The Yegua, or one of its tributaries, is dammed in several places to form a series of small lakes including Wilkins, Ward, Baker, Edwards, Gerland, Draeger, Field, Mueller, C and H, Lamb, Newman, Robbins, and Butler lakes. The Yegua runs through flat terrain and supports water-tolerant hardwoods, conifers and grasses on clay loam and sandy loam soils. Since the construction of the Somerville Dam in 1967, there has been some concern about the mobility of sediment in the Yegua watershed; however, recent discoveries indicate the river has achieved a degree of equilibrium in sediment dynamics — naturally adjusting to the accumulation of 99.8% of the upper Yegua sediment being trapped by the Somerville dam.

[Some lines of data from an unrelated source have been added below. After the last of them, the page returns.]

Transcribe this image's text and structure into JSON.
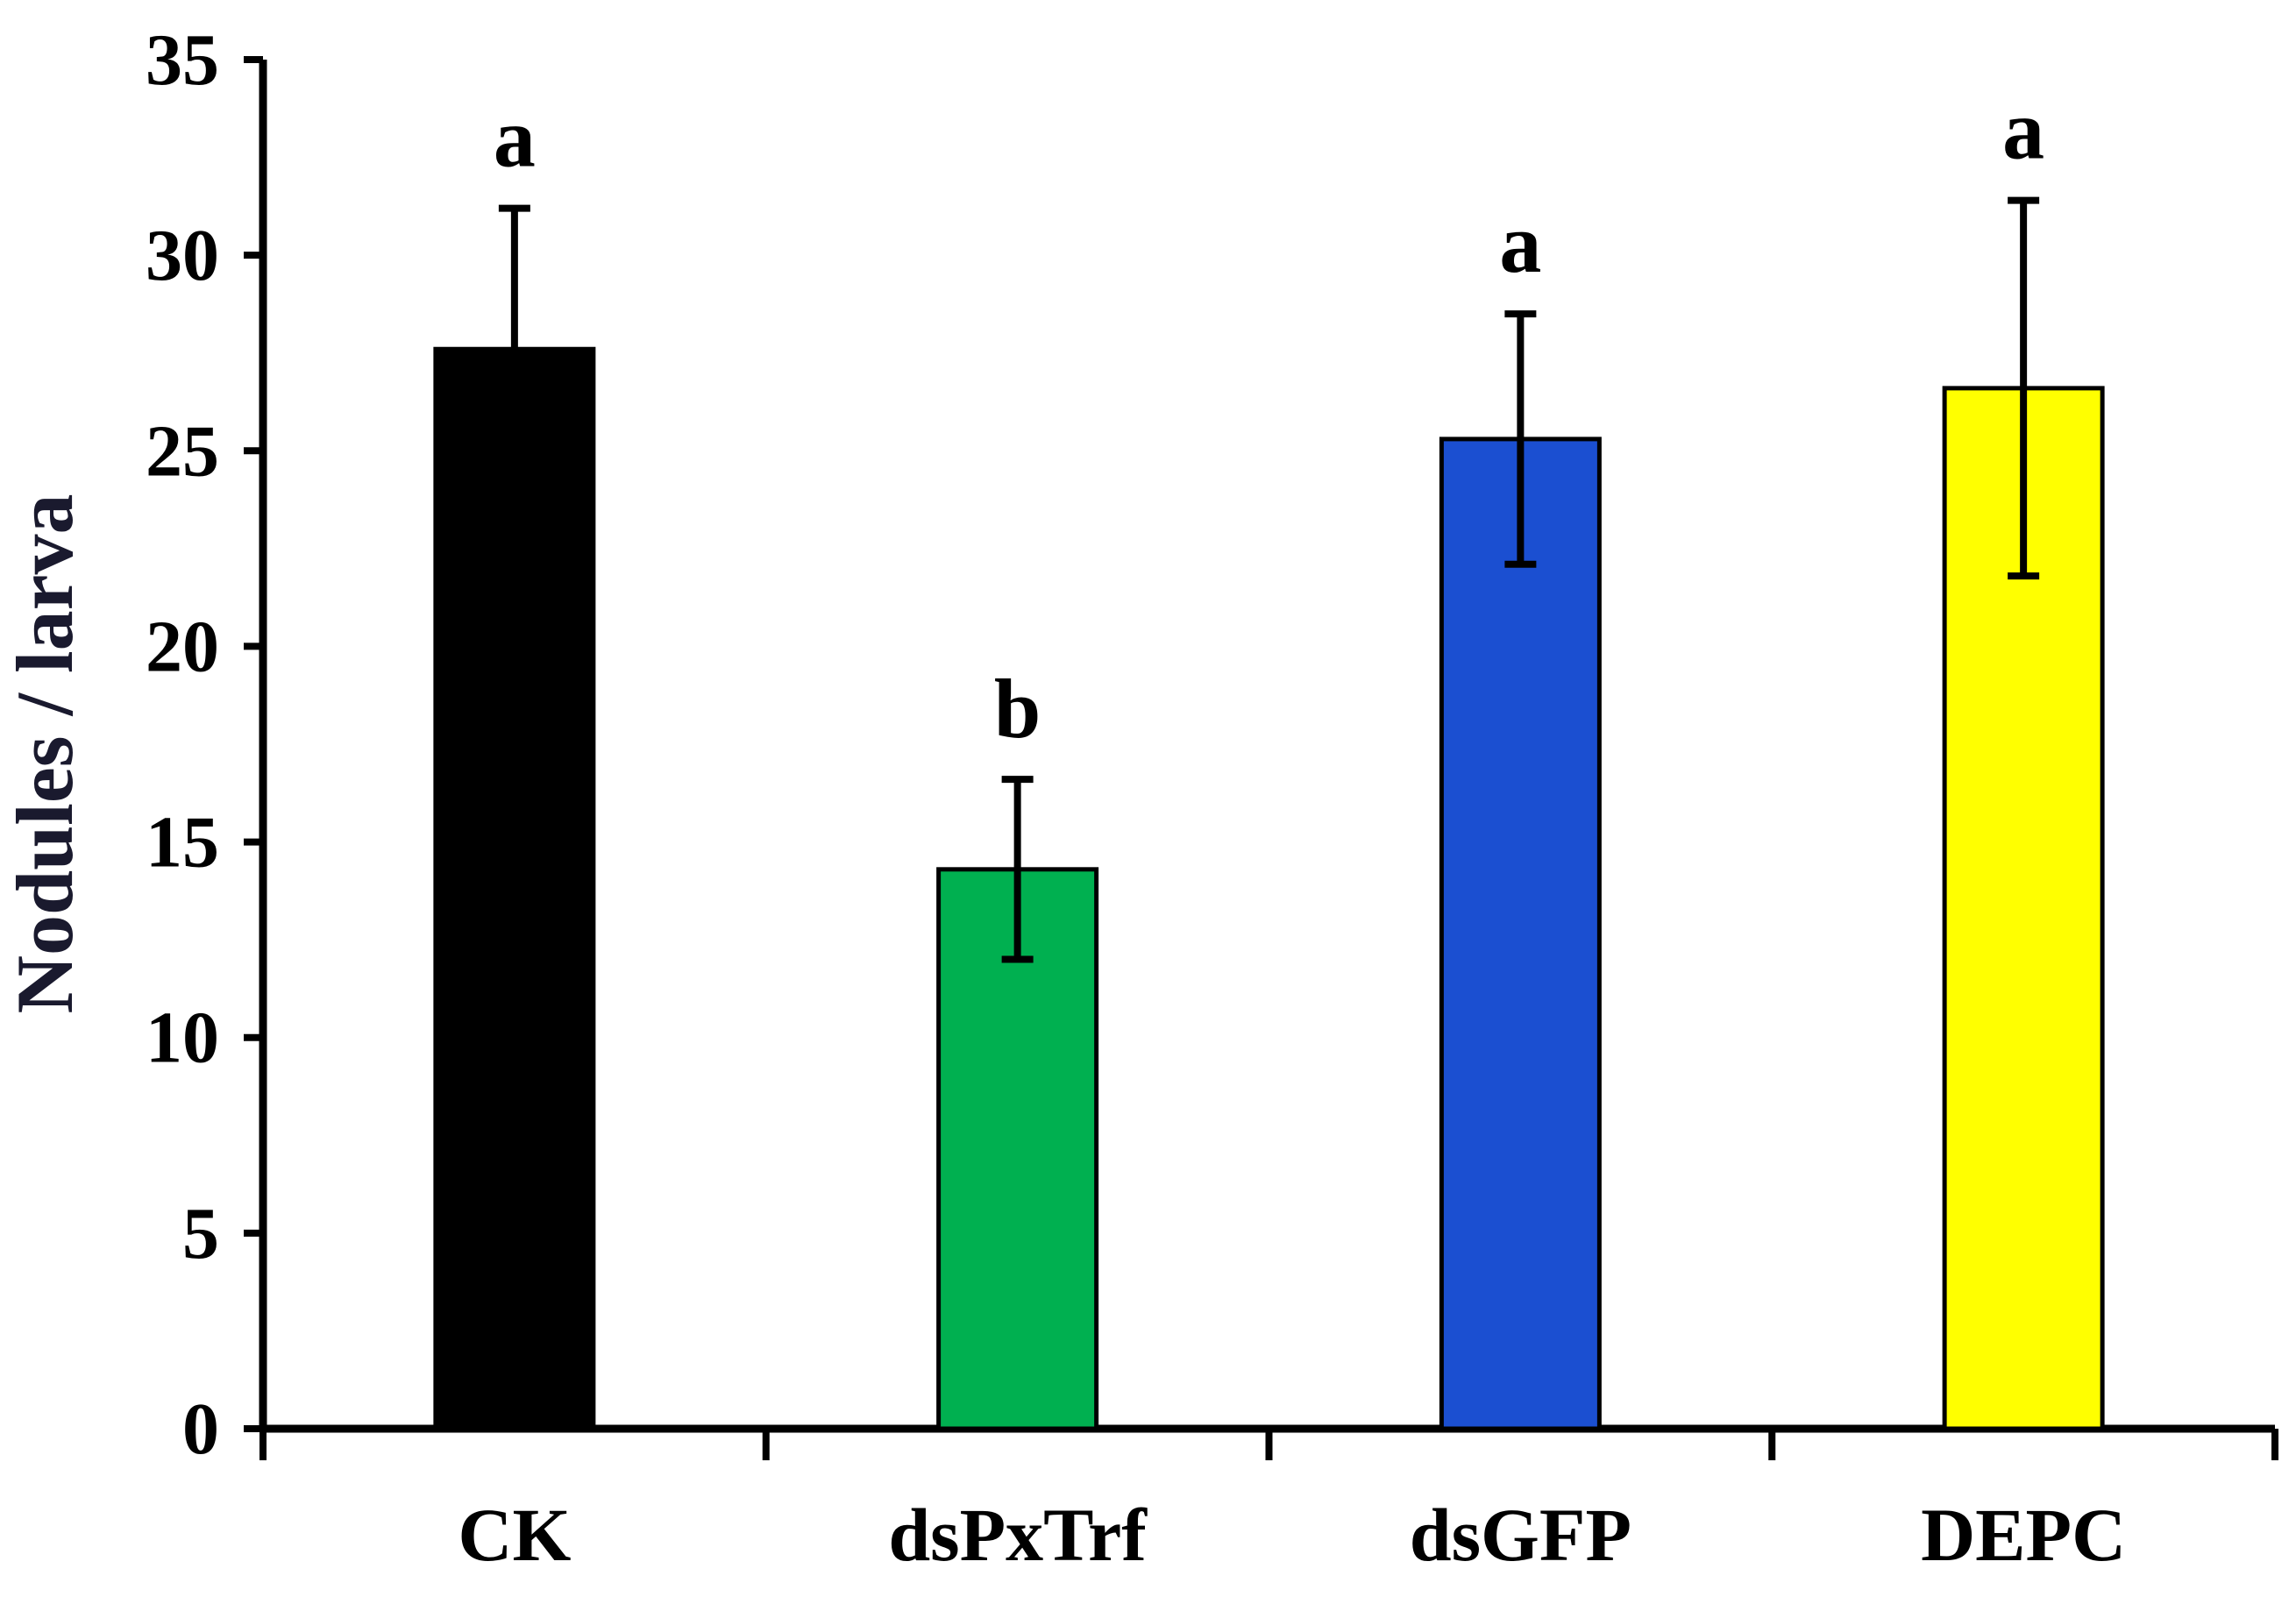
{
  "chart_data": {
    "type": "bar",
    "title": "",
    "xlabel": "",
    "ylabel": "Nodules / larva",
    "ylim": [
      0,
      35
    ],
    "yticks": [
      "0",
      "5",
      "10",
      "15",
      "20",
      "25",
      "30",
      "35"
    ],
    "categories": [
      "CK",
      "dsPxTrf",
      "dsGFP",
      "DEPC"
    ],
    "values": [
      27.6,
      14.3,
      25.3,
      26.6
    ],
    "errors": [
      3.6,
      2.3,
      3.2,
      4.8
    ],
    "significance": [
      "a",
      "b",
      "a",
      "a"
    ],
    "colors": [
      "#000000",
      "#00b050",
      "#1b4fd1",
      "#ffff00"
    ],
    "grid": false,
    "legend": "none"
  }
}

Yegua Creek has been identified as the stream Alonso de León named the San Francisco in 1690.

==East Yegua Creek==

East Yegua Creek forms about nine miles southwest of Rockdale, Texas in southern Milam County as a drainage in farm and ranch territory. The East Yegua is intermittent and very shallow in its upper reaches, commonly flowing with significant volume only after rainfall. It runs southeast for about 45 miles to its mouth where it joins the Middle Yegua to become the Yegua Creek at the Burleson County-Lee County line, about 15 miles south of Caldwell. The East Yegua runs through generally flat terrain with shallow depressions, clay and sandy loam soils which support water-tolerant hardwood trees, conifers and grasses.

==Alcoa Lake==

Alcoa Lake is the result of the impoundment of Sandy Creek, seven miles southwest of Rockdale in Milam County. At the base of the dam, Sandy Creek joins the East Yegua Creek. Alcoa Lake is owned and operated by the Aluminum Company of America for industrial purposes at the site, and in recent years for recreational use. Construction of the lake was begun in February, 1952 with the dam and spillway completed in October, 1952. In 1966 the lake had a capacity of 10,500 acre-feet and surface area of 703 acres at the top of the spillway gates. The water was used by the company for condenser-cooling purposes at a steam-electric generating station. The Alcoa plant closed in 2009.

==Middle Yegua Creek==

Middle Yegua Creek, also called Second Yegua Creek, forms five miles southeast of Coupland in southeastern Williamson County near the Lee County line. The stream is intermittent and very shallow in its upper reaches and flows southeast for 53 miles, through Williamson and Lee counties, until it joins the East Yegua Creek about five miles southeast of Dime Box, Texas in Lee County. At the confluence of the two creeks, the Yegua Creek is formed, about three miles west of Somerville Lake. The Middle Yegua has been dammed in four places to form small lakes — Round, Shaw, Little and Mourn. The banks of the Middle Yegua are wooded with post oak and other hardwoods. The creek flows through flat terrain with clay and sandy loam surface soils.